FIG. 11 is a schematic of the control panel that is used to operate device 10. Line 70 provides passage of fluid (e.g., compressed gas) from standby bottles to device 10. Pressure gauge 72 is provided in line 70 and measures pressure from 0 to 5,000 psi. Valve 74 is provided in line 70. Valve 74 may be a ball valve (1½″×3000 psi wp). Line 70 splits into line 76 which powers compensation cylinders 20, 22 and line 78 which vents to the atmosphere. Line 76 includes valve 80, which may be a ball valve (1½″×3000 psi wp). Line 76 also includes pressure gauge 82 with tension indication 0-3000 psi. Line 78 includes valve 84 which may be a ball valve (1½″×3000 psi wp). Line 86 interconnects lines 76 and 78 and includes relief valve 88 which may be set at 2350 psi. Line 90 provides passage of fluid (e.g., compressed gas) from the rig to device 10. Line 90 includes pressure gauge 92 that measure pressure from 0 to 5,000 psi and valve 94, which may be a ball valve (1½″×3000 psi wp). Line 90 splits into line or connects to lines 76 and 78. All lines may be 1½″×3000 psi.
Again with reference to FIG. 11, line 96 provides for the passage of hydraulic fluid (3000 psi wp) from the rig hydraulic pressure unit to device 10 to lock or unlock lock pin 48. Line 96 includes two pressure gauges 98, 100, which may measure up to 6000 psi. Line 96 includes valve 102, which may be a spring center valve (3 pos—4 way ¾″×3000 psi). Line 96 runs from valve 102 to activate lock pin 48 into a locked position. Valve 102 may divert the fluid from line 96 through line 104 to activate lock pin 48 into an unlocked position. Line 106 runs from line 96 to valve 108. Valve 108 may be a spring center valve (3 pos—4 way ¾″×3000 psi). Line 106 runs from valve 108 to cause the extension of bail pins 64. Valve 108 may divert fluid from line 106 to line 110 to cause the retraction of bail pins 64. Line 112 is provided for the return of fluid to a fluid storage tank. Line 114 interconnects lines 96 and 112 and includes relief valve 116 which may be set at 3200 psi. As described, the control panel controls the operation of device 10.
Well intervention devices such as coiled tubing injector heads, blow-out preventor stacks, and lubricators may be affixed to device 10. To maintain the well intervention devices at a fixed vertical position, compensating cylinders 20, 22 may be activated to adjust for the rise and fall of the sea or ocean surface. When the sea or ocean surface rises, cylinders 20, 22 are placed in a more contracted position to maintain the vertical position of the well intervention device. When the sea or ocean surface falls, cylinders 20, 22 are placed in a more extended position to maintain the vertical position of the well intervention device. FIGS. 4A and 4B show device 10 in an extended position.

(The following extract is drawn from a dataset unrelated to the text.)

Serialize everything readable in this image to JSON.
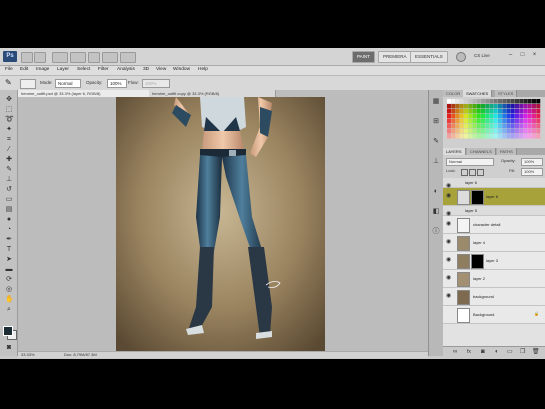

While preferred embodiments of the present invention have been described, it is to be understood that the embodiments described are illustrative only and that the scope of the invention is to be defined solely by the appended claims when accorded a full range of equivalents, many variations and modifications naturally occurring to those skilled in the art from a perusal hereof.